A conservative media critic picked by President Donald Trump to be US ambassador to South Africa has arrived to take up his post, the US embassy said on Tuesday, as relations between the countries remain fraught.
Brent Bozell has been accepted as the new US ambassador to South Africa.

South Africa has accepted conservative media critic Brent Bozell as the new United States ambassador to the country, the foreign affairs department confirmed on Monday, despite his outspoken criticism of Pretoria’s policies.

An official told AFP the department had accepted Bozell’s appointment, with an official accreditation ceremony with President Cyril Ramaphosa scheduled for April.

The appointment comes amid increasingly strained relations between the two governments over several international and domestic issues. These include South Africa’s genocide case against Israel at the International Court of Justice and disputes over Pretoria’s foreign policy alignments. In March, Washington expelled South Africa’s ambassador.

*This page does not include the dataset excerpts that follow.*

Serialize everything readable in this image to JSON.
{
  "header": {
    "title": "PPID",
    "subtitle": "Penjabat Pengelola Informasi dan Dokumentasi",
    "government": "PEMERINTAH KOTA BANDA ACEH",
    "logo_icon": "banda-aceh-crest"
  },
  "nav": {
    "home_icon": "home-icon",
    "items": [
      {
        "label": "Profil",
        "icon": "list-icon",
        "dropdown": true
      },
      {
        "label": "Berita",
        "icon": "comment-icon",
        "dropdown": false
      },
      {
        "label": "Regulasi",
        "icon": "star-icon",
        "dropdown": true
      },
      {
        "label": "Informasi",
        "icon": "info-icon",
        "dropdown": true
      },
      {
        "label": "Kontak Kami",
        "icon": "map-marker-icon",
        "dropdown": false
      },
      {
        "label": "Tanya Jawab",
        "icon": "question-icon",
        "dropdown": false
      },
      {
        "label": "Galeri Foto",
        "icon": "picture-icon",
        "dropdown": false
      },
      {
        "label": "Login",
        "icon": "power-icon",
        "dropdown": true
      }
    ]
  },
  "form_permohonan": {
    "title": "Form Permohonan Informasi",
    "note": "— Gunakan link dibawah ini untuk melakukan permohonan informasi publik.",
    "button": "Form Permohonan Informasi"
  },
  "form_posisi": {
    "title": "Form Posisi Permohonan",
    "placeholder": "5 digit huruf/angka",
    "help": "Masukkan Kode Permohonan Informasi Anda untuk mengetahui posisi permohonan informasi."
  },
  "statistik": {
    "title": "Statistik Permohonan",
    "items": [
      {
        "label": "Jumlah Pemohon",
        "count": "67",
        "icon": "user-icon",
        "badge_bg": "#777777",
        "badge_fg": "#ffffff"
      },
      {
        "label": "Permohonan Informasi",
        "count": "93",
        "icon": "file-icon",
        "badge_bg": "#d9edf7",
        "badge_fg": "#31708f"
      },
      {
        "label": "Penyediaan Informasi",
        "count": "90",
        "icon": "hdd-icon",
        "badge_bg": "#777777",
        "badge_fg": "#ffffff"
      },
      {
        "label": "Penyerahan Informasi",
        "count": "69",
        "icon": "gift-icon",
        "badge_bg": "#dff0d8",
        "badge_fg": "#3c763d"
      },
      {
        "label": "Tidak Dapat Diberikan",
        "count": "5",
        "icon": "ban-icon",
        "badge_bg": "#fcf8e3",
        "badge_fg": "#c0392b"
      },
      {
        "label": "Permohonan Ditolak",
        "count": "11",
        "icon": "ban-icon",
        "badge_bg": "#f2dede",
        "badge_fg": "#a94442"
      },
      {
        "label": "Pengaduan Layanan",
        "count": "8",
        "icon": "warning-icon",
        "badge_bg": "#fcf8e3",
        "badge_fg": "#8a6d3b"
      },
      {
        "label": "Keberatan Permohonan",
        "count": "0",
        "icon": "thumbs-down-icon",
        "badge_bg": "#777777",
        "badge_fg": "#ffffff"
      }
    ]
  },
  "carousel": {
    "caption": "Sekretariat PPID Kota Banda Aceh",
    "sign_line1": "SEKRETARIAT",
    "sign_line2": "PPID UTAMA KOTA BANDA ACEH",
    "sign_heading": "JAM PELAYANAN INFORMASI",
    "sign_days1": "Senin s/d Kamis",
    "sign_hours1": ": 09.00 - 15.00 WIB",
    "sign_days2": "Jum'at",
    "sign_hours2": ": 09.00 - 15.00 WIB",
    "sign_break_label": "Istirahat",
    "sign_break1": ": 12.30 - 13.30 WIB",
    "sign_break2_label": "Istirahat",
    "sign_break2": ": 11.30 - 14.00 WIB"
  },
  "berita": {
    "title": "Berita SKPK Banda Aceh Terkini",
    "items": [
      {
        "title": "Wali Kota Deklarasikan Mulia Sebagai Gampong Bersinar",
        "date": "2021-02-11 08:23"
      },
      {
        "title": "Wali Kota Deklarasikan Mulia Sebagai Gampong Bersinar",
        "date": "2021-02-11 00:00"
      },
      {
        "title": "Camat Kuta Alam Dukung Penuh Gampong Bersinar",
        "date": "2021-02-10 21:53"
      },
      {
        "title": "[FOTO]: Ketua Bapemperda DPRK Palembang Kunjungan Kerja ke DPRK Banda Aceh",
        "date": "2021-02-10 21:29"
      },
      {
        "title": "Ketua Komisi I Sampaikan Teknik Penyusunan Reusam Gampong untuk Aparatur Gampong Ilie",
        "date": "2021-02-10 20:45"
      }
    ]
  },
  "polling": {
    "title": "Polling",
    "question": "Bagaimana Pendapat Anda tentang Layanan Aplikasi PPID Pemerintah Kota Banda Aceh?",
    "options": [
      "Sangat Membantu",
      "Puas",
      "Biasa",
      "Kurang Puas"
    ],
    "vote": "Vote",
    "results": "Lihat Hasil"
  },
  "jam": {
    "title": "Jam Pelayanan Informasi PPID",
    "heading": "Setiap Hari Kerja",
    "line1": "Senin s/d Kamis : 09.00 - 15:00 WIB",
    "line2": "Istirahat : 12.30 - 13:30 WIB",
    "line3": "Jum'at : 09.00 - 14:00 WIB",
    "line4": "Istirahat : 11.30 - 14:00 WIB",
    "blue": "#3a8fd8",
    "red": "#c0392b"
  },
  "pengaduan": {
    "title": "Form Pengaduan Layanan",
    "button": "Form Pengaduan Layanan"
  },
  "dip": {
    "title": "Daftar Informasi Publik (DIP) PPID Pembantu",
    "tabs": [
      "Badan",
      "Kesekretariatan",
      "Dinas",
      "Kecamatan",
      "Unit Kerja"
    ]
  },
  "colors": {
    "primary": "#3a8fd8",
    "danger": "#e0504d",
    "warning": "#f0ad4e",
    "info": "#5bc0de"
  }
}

A US state department official told AFP that Bozell “looks forward to taking up his post and representing America First foreign policy”.

Trump nominated Bozell for the position in March last year, describing him as someone who would bring “fearless tenacity, extraordinary experience, and vast knowledge to a nation that desperately needs it”.

At his Senate confirmation hearing in October, Bozell outlined several contentious policy positions he intends to pursue. He said he would push South Africa to end its genocide case against Israel and would “communicate our objections to South Africa’s geostrategic drift”, citing the country’s relations with Russia, China and Iran. Pretoria conducted naval exercises with these nations in January.

Bozell also told senators he would promote Trump’s offer of refugee status to the white Afrikaner minority, repeating claims by the US administration that white South Africans face discrimination and “genocide” under the post-apartheid government. These claims remain unfounded.

Right-wing media figure

Bozell is the founder of the Media Research Center, a non-profit organisation that says it works to “expose and counter the leftist bias of the national news media”.

In 1990, when Nelson Mandela toured the US after being released from prison for his fight against apartheid, Bozell’s organisation criticised the media for having “never referred to Mandela as a saboteur or terrorist”.

At his October Senate hearing, Bozell defended the comment by noting that Mandela’s African National Congress was at the time “aligned with the Soviet Union”. He added that Mandela was today the person he had “the most respect for” in South Africa.

Bozell’s son, Leo Brent Bozell IV, was among almost 1 600 people convicted and sentenced for their role in the 6 January 2021 assault on the US Capitol by Trump supporters. He was pardoned by the president when Trump took office last year.